Little Red Stories
Thirty years ago our best friend's 2 year old daugher was in Shands@UF battling cancer, we went every weekend to visit them and would pull her around the halls for hours in wagon's that were donated for them. We lost her at the age of 3. This past year my grandson was born at 27 weeks and was rushed to this same hospital and was there for 96 days. My husband and I talked often about the wagon that were no longer there or just in bad shape. The smiles we saw on the children's face when they got to feeling better or up to it or it was their turn to ride was just priceless! Please donate more "Wagons for Smiles" to the Shands@UF NICU and Children's hospital in Gainesville Florida. Thank you Cindy Johnson
My parents got my a Radio Flyer when I was four. I spent many hours over the years playing on it, playing on it with friends, and pulling my siblings for rides. It provided many hours of fun and enjoyment. As my siblings and I got older, our Radio Flyer was used around the yard to help us with our chores, especially moving heaving things like bricks or dirt around the yard and garden.

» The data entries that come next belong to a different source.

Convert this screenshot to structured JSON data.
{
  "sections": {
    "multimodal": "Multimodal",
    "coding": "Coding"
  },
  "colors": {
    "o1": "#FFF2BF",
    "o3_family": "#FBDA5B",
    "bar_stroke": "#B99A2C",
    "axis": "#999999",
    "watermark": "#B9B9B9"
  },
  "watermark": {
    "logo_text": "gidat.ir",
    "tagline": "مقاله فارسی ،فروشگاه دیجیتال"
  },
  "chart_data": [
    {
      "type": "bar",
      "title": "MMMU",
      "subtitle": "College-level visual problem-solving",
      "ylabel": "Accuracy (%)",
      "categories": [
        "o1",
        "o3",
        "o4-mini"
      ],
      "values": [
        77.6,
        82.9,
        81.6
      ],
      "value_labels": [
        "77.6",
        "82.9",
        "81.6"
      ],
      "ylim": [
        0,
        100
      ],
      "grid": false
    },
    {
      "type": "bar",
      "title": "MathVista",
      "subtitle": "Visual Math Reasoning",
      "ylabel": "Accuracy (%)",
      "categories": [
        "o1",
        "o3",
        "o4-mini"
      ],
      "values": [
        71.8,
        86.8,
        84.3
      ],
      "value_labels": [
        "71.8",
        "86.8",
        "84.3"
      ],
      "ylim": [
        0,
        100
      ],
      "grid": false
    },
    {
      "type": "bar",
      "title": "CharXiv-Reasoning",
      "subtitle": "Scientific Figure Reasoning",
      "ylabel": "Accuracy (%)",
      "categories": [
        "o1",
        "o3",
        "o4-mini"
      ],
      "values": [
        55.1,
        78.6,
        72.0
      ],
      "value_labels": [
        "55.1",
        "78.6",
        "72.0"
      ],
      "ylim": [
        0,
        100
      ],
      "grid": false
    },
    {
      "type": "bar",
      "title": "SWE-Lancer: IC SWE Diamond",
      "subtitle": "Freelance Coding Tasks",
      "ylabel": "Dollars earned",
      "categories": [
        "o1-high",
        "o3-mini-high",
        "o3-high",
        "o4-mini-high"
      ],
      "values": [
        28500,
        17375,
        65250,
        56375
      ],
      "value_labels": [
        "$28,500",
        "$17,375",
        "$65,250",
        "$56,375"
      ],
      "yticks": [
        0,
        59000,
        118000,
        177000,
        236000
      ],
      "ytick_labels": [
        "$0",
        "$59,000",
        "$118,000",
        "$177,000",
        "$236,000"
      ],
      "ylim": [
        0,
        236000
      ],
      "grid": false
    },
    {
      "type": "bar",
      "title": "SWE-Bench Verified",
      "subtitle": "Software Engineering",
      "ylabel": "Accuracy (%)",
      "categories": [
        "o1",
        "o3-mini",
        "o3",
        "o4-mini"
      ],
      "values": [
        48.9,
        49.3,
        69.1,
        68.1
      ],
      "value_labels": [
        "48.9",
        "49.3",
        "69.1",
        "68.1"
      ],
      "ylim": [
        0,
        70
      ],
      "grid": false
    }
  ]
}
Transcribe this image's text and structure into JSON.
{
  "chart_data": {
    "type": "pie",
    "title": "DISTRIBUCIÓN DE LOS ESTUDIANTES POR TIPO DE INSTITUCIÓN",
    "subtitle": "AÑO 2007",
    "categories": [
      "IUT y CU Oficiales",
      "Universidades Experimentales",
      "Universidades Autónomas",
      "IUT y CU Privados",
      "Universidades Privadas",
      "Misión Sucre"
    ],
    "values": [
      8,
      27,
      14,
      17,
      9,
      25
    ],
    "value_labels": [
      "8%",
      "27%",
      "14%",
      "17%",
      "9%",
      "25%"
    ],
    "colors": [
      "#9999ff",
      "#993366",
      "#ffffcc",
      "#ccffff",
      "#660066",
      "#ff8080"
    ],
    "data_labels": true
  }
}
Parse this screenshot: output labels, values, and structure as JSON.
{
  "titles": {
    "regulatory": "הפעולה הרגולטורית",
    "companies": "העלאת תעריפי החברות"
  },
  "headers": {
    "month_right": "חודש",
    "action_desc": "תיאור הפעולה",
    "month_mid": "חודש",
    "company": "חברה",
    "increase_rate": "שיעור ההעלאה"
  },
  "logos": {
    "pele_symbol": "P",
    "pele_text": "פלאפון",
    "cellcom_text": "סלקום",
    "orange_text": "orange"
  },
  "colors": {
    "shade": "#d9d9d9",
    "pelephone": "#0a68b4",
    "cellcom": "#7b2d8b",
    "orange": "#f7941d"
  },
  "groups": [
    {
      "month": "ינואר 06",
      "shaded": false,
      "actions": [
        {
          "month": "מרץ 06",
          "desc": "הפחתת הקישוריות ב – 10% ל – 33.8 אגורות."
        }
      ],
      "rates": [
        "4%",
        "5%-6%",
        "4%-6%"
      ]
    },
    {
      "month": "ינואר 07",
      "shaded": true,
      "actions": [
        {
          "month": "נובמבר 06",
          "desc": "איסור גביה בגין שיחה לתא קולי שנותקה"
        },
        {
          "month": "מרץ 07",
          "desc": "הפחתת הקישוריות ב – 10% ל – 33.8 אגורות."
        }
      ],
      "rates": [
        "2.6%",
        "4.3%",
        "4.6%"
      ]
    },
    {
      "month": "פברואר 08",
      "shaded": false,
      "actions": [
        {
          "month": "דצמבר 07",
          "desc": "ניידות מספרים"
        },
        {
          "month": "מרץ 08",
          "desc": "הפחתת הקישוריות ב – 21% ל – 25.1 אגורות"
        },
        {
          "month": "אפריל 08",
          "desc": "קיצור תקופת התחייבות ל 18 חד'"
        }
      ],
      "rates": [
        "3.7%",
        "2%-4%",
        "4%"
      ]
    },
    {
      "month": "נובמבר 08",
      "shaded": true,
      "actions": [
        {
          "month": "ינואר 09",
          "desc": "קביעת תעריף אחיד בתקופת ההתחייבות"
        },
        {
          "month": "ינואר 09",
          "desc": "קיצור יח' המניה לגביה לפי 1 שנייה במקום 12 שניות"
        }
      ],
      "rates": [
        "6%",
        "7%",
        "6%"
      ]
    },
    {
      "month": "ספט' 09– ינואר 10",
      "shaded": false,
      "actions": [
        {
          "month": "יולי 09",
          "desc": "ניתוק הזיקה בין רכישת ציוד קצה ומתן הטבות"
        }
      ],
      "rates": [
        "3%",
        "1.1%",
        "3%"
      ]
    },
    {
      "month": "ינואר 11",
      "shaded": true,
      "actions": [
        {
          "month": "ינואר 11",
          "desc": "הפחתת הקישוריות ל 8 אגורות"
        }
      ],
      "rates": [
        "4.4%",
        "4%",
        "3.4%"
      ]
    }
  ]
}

Our son was diagnosed with brain cancer at age two. Between the tumor, and chemo he became immobile . One day he saw a red Radio Flyer wagon and wanted a ride. He became so happy when we gave him a ride at the children's hospital we were in. The wagon was the only place he wanted to be for a few months . Not only did this bring such joy to our son during treatment, but it also served many practical uses such as moving our belongings to one floor from another in the hospital, when we would get transferred, but it also helped up take our belongings to and from our vehicle with each hospital stay. Some people may look at a red wagon and think nothing of it , to me, it is a full of special memories , and this is why I cannot look at a red Radio Flyer wagon without smiling .
My sister lived in the country a couple miles from a bar. Law enforcement would seldom patrol the road by her house unless they were called for a wreck or such. That made it a popular back road for patrons of that pub. Inconsiderate people would speed down the gravel road and toss beer bottles and cans out their car windows in the evenings and early mornings. I stayed with my sister to help her out while she underwent chemo treatment. She and her husband had to drive from their home in South Dakota to the Mayo Clinic in Minnesota several times. While they were gone, I stayed at their house and took care of their place and their two precious poodles. They left me a list of all the chores that they normally did around their place. One was to load up the poodles and a box of trash bags in their Radio Flyer wagon and go pick up trash in the road ditches. Although I felt a bit silly pulling a wagon with two dogs in it down the road and filling trash bags with garbage, I did it because it was important to my sister and she was important to me. One day a man in a pickup truck stopped and asked where the regular Ditch Witch was. I didn't understand until he explained that Ditch Witch was the name the locals dubbed my sister who had been pulling her wagon and keeping the roadside clean for many years. I told him she was fighting brain cancer. The word got around in the community and the bar down the road organized a big fundraiser BBQ to help with the expense of traveling for treatments. Many people came to support the "Ditch Witch". After 4 years of battling cancer, she passed away last March. She is missed by many. I now have my own home and walk down the country road by my house to pick up trash. I'm very proud to be a Ditch Witch just like my big sis.